Internet giant Google announced its first Loon partnership after forging an agreement with Indonesia’s three largest mobile operators – Telkomsel, Indosat and XL Axiata – to deliver 4G coverage to remote areas of the country’s 17,000 islands from balloons.

Executives from the operators were in Mountain View, California, where they signed an agreement with Google to conduct pilot tests in Indonesia, which will run for 12 months before rolling out as a full commercial product.

Loon is an ambitious project to use helium-filled balloons to provide internet connectivity, and has so far been tested by operators such as Telefonica, Telstra and Vodafone. It uses high altitude balloons that fly freely 20km above the earth’s surface, serving as floating mobile phone towers.

Google said earlier in the month it has “almost perfected” its Loon balloon technology, with the first deal with operators set to be announced “very soon”.

Wael Fakharany, regional business lead for Google, said at GSMA Mobile 360 Africa that the response from operators has been very positive and it is working closely with them as strategic partners.

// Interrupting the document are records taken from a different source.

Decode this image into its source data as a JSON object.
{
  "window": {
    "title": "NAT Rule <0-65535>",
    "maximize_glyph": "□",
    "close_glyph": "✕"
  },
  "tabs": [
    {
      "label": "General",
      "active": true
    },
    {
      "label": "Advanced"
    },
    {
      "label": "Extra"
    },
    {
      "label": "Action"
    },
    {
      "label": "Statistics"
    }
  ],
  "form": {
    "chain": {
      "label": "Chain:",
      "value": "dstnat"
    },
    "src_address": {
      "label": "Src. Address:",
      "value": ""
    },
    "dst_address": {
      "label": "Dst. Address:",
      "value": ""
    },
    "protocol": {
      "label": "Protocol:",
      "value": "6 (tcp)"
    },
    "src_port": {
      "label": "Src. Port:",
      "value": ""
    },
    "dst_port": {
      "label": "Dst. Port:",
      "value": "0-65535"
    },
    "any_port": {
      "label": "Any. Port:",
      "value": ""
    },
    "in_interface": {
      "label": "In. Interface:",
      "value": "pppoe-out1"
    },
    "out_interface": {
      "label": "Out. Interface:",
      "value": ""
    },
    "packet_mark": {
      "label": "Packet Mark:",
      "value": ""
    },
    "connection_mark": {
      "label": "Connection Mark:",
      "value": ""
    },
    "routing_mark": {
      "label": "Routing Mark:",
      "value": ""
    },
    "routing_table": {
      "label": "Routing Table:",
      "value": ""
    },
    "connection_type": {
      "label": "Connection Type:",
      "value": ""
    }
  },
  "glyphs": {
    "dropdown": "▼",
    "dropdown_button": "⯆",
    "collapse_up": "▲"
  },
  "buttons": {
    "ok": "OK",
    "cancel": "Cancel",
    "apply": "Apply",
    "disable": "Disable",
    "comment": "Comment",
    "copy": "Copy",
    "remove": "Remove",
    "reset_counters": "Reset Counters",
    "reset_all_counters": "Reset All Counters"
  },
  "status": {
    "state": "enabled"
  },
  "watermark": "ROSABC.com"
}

“The operators control the distribution, marketing, OSS, BSS, CRM – the customer relationship is with the telcos. We are just the infrastructure provider,” he said.

“There is a viable commercial business model and is based on skin-in-the-game, sharing costs and revenue with operators for completely untouched potential,” he continued.

Project VP Loon Michael Cassidy (pictured far left) said Indonesia is the perfect fit for Project Loon and the tests represent an important step towards bringing Indonesians online, and “together, we hope to reach the tens of millions of people who don’t currently have access to an Internet connection”.

XL president director Dian Siswarini (centre) said the ease of getting information access is one of the key factors in driving the digital era. “XL sees an opportunity to address those challenges with Project Loon for Indonesia.”

Indonesia, a country of 254 million, has more than 310 million mobile connections, but only 30 per cent of those are mobile broadband connections, according to GSMA Intelligence. And 3G/4G users accounted for just 16 per cent of the country’s unique subscribers in Q3, up from 14.5 per cent in Q1.

Telkomsel, Indosat and XL account for 81 per cent of the country’s total mobile connections.